В предисловии (да и прямо в заглавии) Рамачандран задается вопросом: «Как мы можем объяснить все те загадочные способности, которые делают человека человеком, такие, как искусство, язык, метафора, творчество, самосознание и даже религиозная восприимчивость?» Я подумал: «Неужели объяснит?». Все обошлось — не объяснил. Особенно сомнительные натяжки как раз с искусством. Здесь все совсем слабо, теория красоты, которую построил ученый, сильно уступает работам Канта или Адорно. Они все-таки в эстетике лучше разбирались, хоть мозг и не сканировали.
Впрочем, с самосознанием тоже не шибко задалось. Но здесь есть много интереснейших наблюдений, которые скорее наталкивают на новые вопросы, чем дают ответы. Главная идея ученого состоит в том, что мозг и нервная деятельность не однородны и не монолитны. Целостность нашего восприятия собственного тела и личности — это результат очень сложного интегрирования множества самых разных процессов, отвечающих за восприятие окружающего мира и работу человеческого организма. «Я» возникает в результате координации этих процессов, на самом-то деле это — фикция, идеальная точка, своего рода центр тяжести. Но эта идеальная координация может быть нарушена — в результате травмы или наследственной болезни. И тогда пациент не чувствует себя чем-то целостным, напротив, он может раздваиваться, у него возникают фантомные «двойники», и человек может даже утратить свою личность.
Хороший пример — природа сексуальности. Рамачандран пишет: «Ученые доказали, что при внутриутробном развитии разные аспекты сексуальности развиваются параллельно: половая морфология (внешняя анатомия), половая идентичность (то, кем мы видим себя), половая ориентация (то, какой пол нас привлекает) и половой образ тела (внутреннее представление нашего мозга о частях тела). В норме эти аспекты согласуются в течение физического и социального развития и находят свою кульминацию в нормальной сексуальности, но они могут рассогласоваться, что приводит к отклонениям, которые сдвигают индивидуума в ту или иную сторону спектра нормального распределения». Если это действительно так, то любые юридические законы, ограничивающие (а тем более осуждающие) гомосексуальность, — это нормальное варварство. Примерно тоже, что осуждать слепорожденных за то, что они такие родились (когда-то осуждали, и даже на смерть).

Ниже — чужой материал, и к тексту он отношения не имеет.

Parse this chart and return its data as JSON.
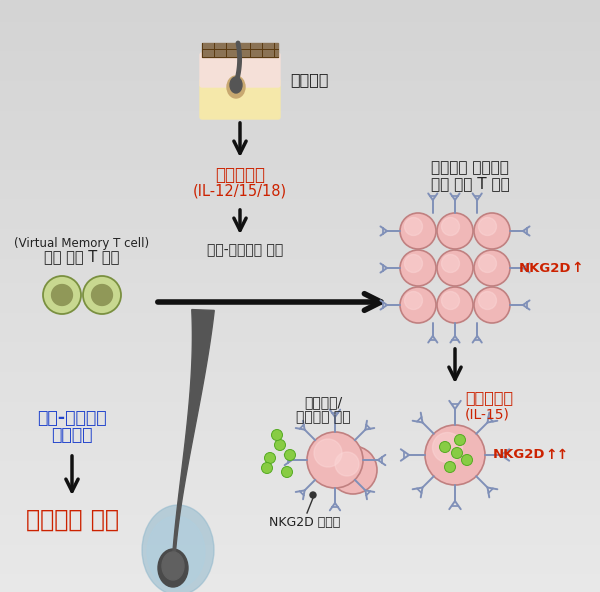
{
  "bg_top": "#e8e8e8",
  "bg_bottom": "#c8c8c8",
  "title_text1": "활성화된 세포독성",
  "title_text2": "가상 기억 T 세포",
  "hair_follicle_label": "모낭세포",
  "cytokine1_line1": "사이토카인",
  "cytokine1_line2": "(IL-12/15/18)",
  "vm_tcell_label": "가상 기억 T 세포",
  "vm_tcell_sub": "(Virtual Memory T cell)",
  "antigen_label": "항원-비특이적 자극",
  "nkg2d_up1_text": "NKG2D",
  "nkg2d_up1_arrow": "↑",
  "cytokine2_line1": "사이토카인",
  "cytokine2_line2": "(IL-15)",
  "nkg2d_up2_text": "NKG2D",
  "nkg2d_up2_arrows": "↑↑",
  "cytotox_line1": "세포독성/",
  "cytotox_line2": "염증물질 분비",
  "nkg2d_ligand": "NKG2D 리간드",
  "antigen_cyto1": "항원-비특이적",
  "antigen_cyto2": "세포독성",
  "alopecia_label": "원형탈모 유발",
  "skin_brown": "#8B7355",
  "skin_pink": "#f5e0d8",
  "skin_yellow": "#f5e8aa",
  "skin_tan": "#c8a870",
  "hair_color": "#555555",
  "cell_pink_fill": "#f0b8b8",
  "cell_pink_edge": "#c08080",
  "cell_green_fill": "#c8d890",
  "cell_green_edge": "#7a9040",
  "cell_green_inner": "#909858",
  "receptor_color": "#8090b8",
  "green_dot_color": "#88cc44",
  "green_dot_edge": "#55aa22",
  "text_red": "#cc2200",
  "text_blue": "#2244cc",
  "text_dark": "#222222",
  "arrow_color": "#111111",
  "sheath_color": "#90b8cc"
}
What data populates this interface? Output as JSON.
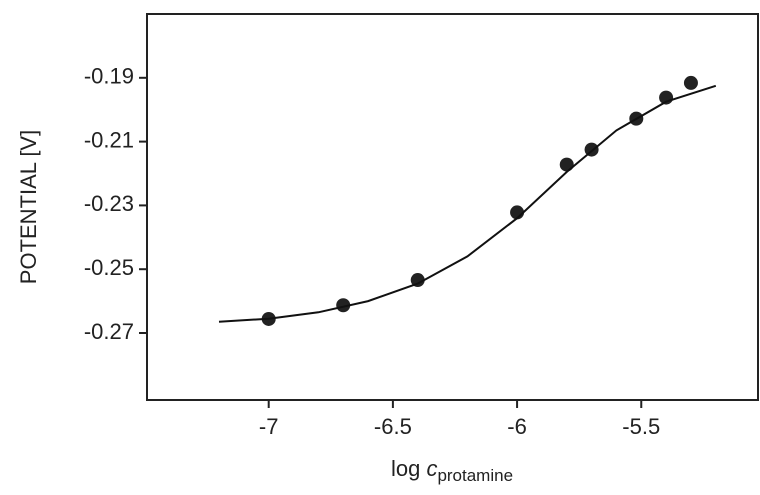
{
  "chart_data": {
    "type": "scatter",
    "y_label": "POTENTIAL [V]",
    "x_label": {
      "prefix": "log",
      "variable": "c",
      "subscript": "protamine"
    },
    "xlim": [
      -7.49,
      -5.03
    ],
    "ylim": [
      -0.291,
      -0.17
    ],
    "xticks": [
      -7,
      -6.5,
      -6,
      -5.5
    ],
    "yticks": [
      -0.19,
      -0.21,
      -0.23,
      -0.25,
      -0.27
    ],
    "series": [
      {
        "style": "markers",
        "color": "#222222",
        "x": [
          -7,
          -6.7,
          -6.4,
          -6,
          -5.8,
          -5.7,
          -5.52,
          -5.4,
          -5.3
        ],
        "values": [
          -0.2656,
          -0.2613,
          -0.2534,
          -0.2322,
          -0.2172,
          -0.2125,
          -0.2028,
          -0.1962,
          -0.1916
        ]
      },
      {
        "style": "line",
        "color": "#111111",
        "x": [
          -7.2,
          -7.0,
          -6.8,
          -6.6,
          -6.4,
          -6.2,
          -6.0,
          -5.8,
          -5.6,
          -5.4,
          -5.2
        ],
        "values": [
          -0.2665,
          -0.2655,
          -0.2635,
          -0.26,
          -0.2545,
          -0.246,
          -0.234,
          -0.2195,
          -0.2065,
          -0.1975,
          -0.1925
        ]
      }
    ]
  }
}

Мозг хранит карту тела (в частности, половой образ тела), и эта карта может не совпадать с реальным телом. Так после ампутации карта в мозге не меняется, и тело перестает ей соответствовать, и тогда возникают фантомные ощущения. Но бывает наоборот: рука у человека есть, а в карте тела ее нет. Тогда он ощущает собственную руку как чужеродный орган, и часто на самом деле настаивает на ампутации. Или вот самосознание — по мнению ученого, оно связано с рекурсией зеркальных нейронов. Зеркальные нейроны позволяют нам переживать ощущения другого как свои (до известной степени). Но когда зеркальные нейроны отражают наши собственные ощущения как чужие, возникает самосознание.

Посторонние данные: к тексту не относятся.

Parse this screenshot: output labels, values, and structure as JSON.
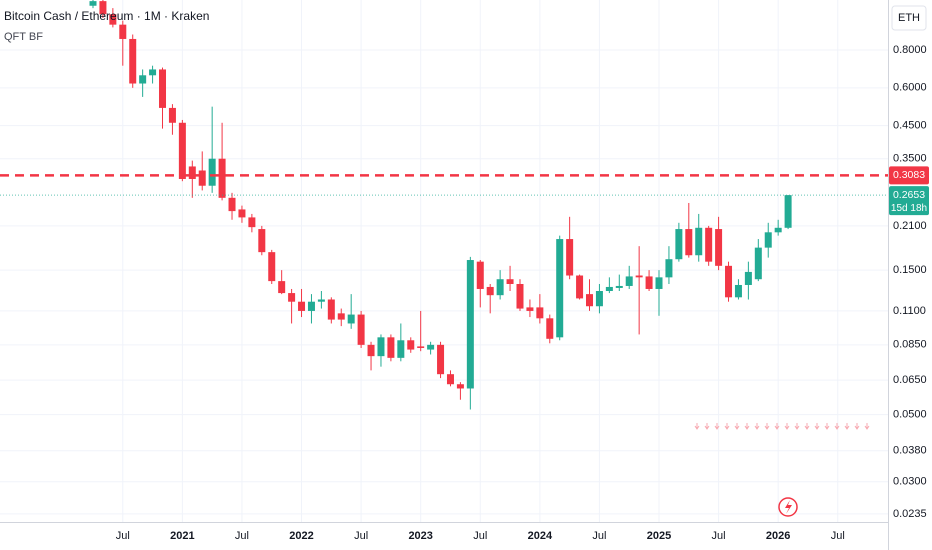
{
  "chart_data": {
    "type": "candlestick",
    "title": "Bitcoin Cash / Ethereum · 1M · Kraken",
    "subtitle": "QFT BF",
    "currency": "ETH",
    "log_scale": true,
    "grid": true,
    "up_color": "#22ab94",
    "down_color": "#f23645",
    "categories": [
      "2020-04",
      "2020-05",
      "2020-06",
      "2020-07",
      "2020-08",
      "2020-09",
      "2020-10",
      "2020-11",
      "2020-12",
      "2021-01",
      "2021-02",
      "2021-03",
      "2021-04",
      "2021-05",
      "2021-06",
      "2021-07",
      "2021-08",
      "2021-09",
      "2021-10",
      "2021-11",
      "2021-12",
      "2022-01",
      "2022-02",
      "2022-03",
      "2022-04",
      "2022-05",
      "2022-06",
      "2022-07",
      "2022-08",
      "2022-09",
      "2022-10",
      "2022-11",
      "2022-12",
      "2023-01",
      "2023-02",
      "2023-03",
      "2023-04",
      "2023-05",
      "2023-06",
      "2023-07",
      "2023-08",
      "2023-09",
      "2023-10",
      "2023-11",
      "2023-12",
      "2024-01",
      "2024-02",
      "2024-03",
      "2024-04",
      "2024-05",
      "2024-06",
      "2024-07",
      "2024-08",
      "2024-09",
      "2024-10",
      "2024-11",
      "2024-12",
      "2025-01",
      "2025-02",
      "2025-03",
      "2025-04",
      "2025-05",
      "2025-06",
      "2025-07",
      "2025-08",
      "2025-09",
      "2025-10",
      "2025-11",
      "2025-12",
      "2026-01",
      "2026-02"
    ],
    "open": [
      1.12,
      1.16,
      1.05,
      0.97,
      0.87,
      0.62,
      0.66,
      0.69,
      0.515,
      0.46,
      0.33,
      0.32,
      0.285,
      0.35,
      0.26,
      0.238,
      0.224,
      0.205,
      0.172,
      0.138,
      0.126,
      0.118,
      0.11,
      0.118,
      0.12,
      0.108,
      0.1,
      0.107,
      0.085,
      0.078,
      0.09,
      0.077,
      0.088,
      0.084,
      0.082,
      0.085,
      0.068,
      0.063,
      0.061,
      0.16,
      0.132,
      0.124,
      0.14,
      0.135,
      0.113,
      0.113,
      0.104,
      0.09,
      0.19,
      0.144,
      0.125,
      0.114,
      0.128,
      0.131,
      0.133,
      0.144,
      0.143,
      0.13,
      0.142,
      0.163,
      0.205,
      0.168,
      0.207,
      0.205,
      0.155,
      0.122,
      0.134,
      0.14,
      0.178,
      0.2,
      0.207
    ],
    "high": [
      1.17,
      1.17,
      1.1,
      1.0,
      0.9,
      0.69,
      0.71,
      0.7,
      0.53,
      0.47,
      0.345,
      0.37,
      0.52,
      0.46,
      0.27,
      0.245,
      0.23,
      0.21,
      0.175,
      0.15,
      0.13,
      0.13,
      0.125,
      0.128,
      0.122,
      0.112,
      0.125,
      0.11,
      0.087,
      0.092,
      0.092,
      0.1,
      0.09,
      0.11,
      0.087,
      0.087,
      0.07,
      0.064,
      0.166,
      0.162,
      0.135,
      0.15,
      0.155,
      0.14,
      0.12,
      0.125,
      0.107,
      0.195,
      0.225,
      0.145,
      0.14,
      0.135,
      0.142,
      0.145,
      0.155,
      0.18,
      0.15,
      0.15,
      0.18,
      0.215,
      0.25,
      0.23,
      0.21,
      0.225,
      0.16,
      0.14,
      0.16,
      0.19,
      0.215,
      0.22,
      0.2653
    ],
    "low": [
      1.1,
      1.02,
      0.95,
      0.71,
      0.6,
      0.56,
      0.62,
      0.44,
      0.42,
      0.295,
      0.26,
      0.275,
      0.27,
      0.255,
      0.22,
      0.215,
      0.2,
      0.168,
      0.135,
      0.125,
      0.1,
      0.105,
      0.1,
      0.112,
      0.1,
      0.098,
      0.096,
      0.083,
      0.07,
      0.072,
      0.075,
      0.075,
      0.08,
      0.081,
      0.079,
      0.066,
      0.062,
      0.056,
      0.052,
      0.113,
      0.108,
      0.12,
      0.128,
      0.11,
      0.105,
      0.1,
      0.086,
      0.088,
      0.14,
      0.12,
      0.11,
      0.108,
      0.126,
      0.128,
      0.13,
      0.092,
      0.128,
      0.106,
      0.135,
      0.16,
      0.165,
      0.16,
      0.155,
      0.15,
      0.118,
      0.12,
      0.12,
      0.138,
      0.165,
      0.195,
      0.205
    ],
    "close": [
      1.16,
      1.05,
      0.97,
      0.87,
      0.62,
      0.66,
      0.69,
      0.515,
      0.46,
      0.3,
      0.3,
      0.285,
      0.35,
      0.26,
      0.235,
      0.224,
      0.208,
      0.172,
      0.138,
      0.126,
      0.118,
      0.11,
      0.118,
      0.12,
      0.103,
      0.103,
      0.107,
      0.085,
      0.078,
      0.09,
      0.077,
      0.088,
      0.082,
      0.083,
      0.085,
      0.068,
      0.063,
      0.061,
      0.162,
      0.13,
      0.124,
      0.14,
      0.135,
      0.112,
      0.11,
      0.104,
      0.089,
      0.19,
      0.144,
      0.121,
      0.114,
      0.128,
      0.132,
      0.133,
      0.143,
      0.142,
      0.13,
      0.142,
      0.163,
      0.205,
      0.168,
      0.207,
      0.16,
      0.155,
      0.122,
      0.134,
      0.148,
      0.178,
      0.2,
      0.207,
      0.2653
    ],
    "ylim": [
      0.0221,
      1.17
    ],
    "yticks": [
      {
        "value": 0.8,
        "label": "0.8000"
      },
      {
        "value": 0.6,
        "label": "0.6000"
      },
      {
        "value": 0.45,
        "label": "0.4500"
      },
      {
        "value": 0.35,
        "label": "0.3500"
      },
      {
        "value": 0.21,
        "label": "0.2100"
      },
      {
        "value": 0.15,
        "label": "0.1500"
      },
      {
        "value": 0.11,
        "label": "0.1100"
      },
      {
        "value": 0.085,
        "label": "0.0850"
      },
      {
        "value": 0.065,
        "label": "0.0650"
      },
      {
        "value": 0.05,
        "label": "0.0500"
      },
      {
        "value": 0.038,
        "label": "0.0380"
      },
      {
        "value": 0.03,
        "label": "0.0300"
      },
      {
        "value": 0.0235,
        "label": "0.0235"
      }
    ],
    "xticks": [
      {
        "value": "2020-07",
        "label": "Jul"
      },
      {
        "value": "2021-01",
        "label": "2021"
      },
      {
        "value": "2021-07",
        "label": "Jul"
      },
      {
        "value": "2022-01",
        "label": "2022"
      },
      {
        "value": "2022-07",
        "label": "Jul"
      },
      {
        "value": "2023-01",
        "label": "2023"
      },
      {
        "value": "2023-07",
        "label": "Jul"
      },
      {
        "value": "2024-01",
        "label": "2024"
      },
      {
        "value": "2024-07",
        "label": "Jul"
      },
      {
        "value": "2025-01",
        "label": "2025"
      },
      {
        "value": "2025-07",
        "label": "Jul"
      },
      {
        "value": "2026-01",
        "label": "2026"
      },
      {
        "value": "2026-07",
        "label": "Jul"
      }
    ],
    "hline": {
      "value": 0.3083,
      "color": "#f23645"
    },
    "countdown": "15d 18h"
  }
}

Мысль о внутренней согласованности/рассогласованности сложной системы наверняка плодотворна, поскольку позволяет ставить правильные эксперименты: в основном это исследования пациентов с различными сбоями в работе мозга. Анализируя сбои, мы можем понять, как возникает норма. Книжка очень интересная, но до ответа на вопрос: «Что делает нас людьми?» — очень далеко.
Клейтон Кристенсен, Джеймс Оллворт, Карен Диллон. Стратегия жизни. Перевод с английского Екатерины Виноградовой. М., «Альпина Паблишер», 2013, 242 стр.
Кристенсен — авторитетный специалист по менеджменту, профессор знаменитой Гарвардской школы экономики. (Его соавторы оттуда же.) Но он неожиданно задался таким вопросом: что важнее всего в жизни человека? И пришел к выводу, что важнее всего — семья, поскольку от того, как устроена семейная жизнь, зависит очень, очень много. А мы занимается чем угодно, только не семьей. Мы почему-то думаем, что семья — это нечто само собой разумеющееся и специально размышлять над ней не надо. Само как-нибудь устроится. Кристенсен говорит: это мнение абсолютно ошибочно — размышлять надо непрерывно, потому что устроить свою семью не проще, а труднее, чем организовать работу крупной корпорации. А поскольку он как раз специалист по организации работы корпораций, то профессор решил применить свои глубокие познания к семье.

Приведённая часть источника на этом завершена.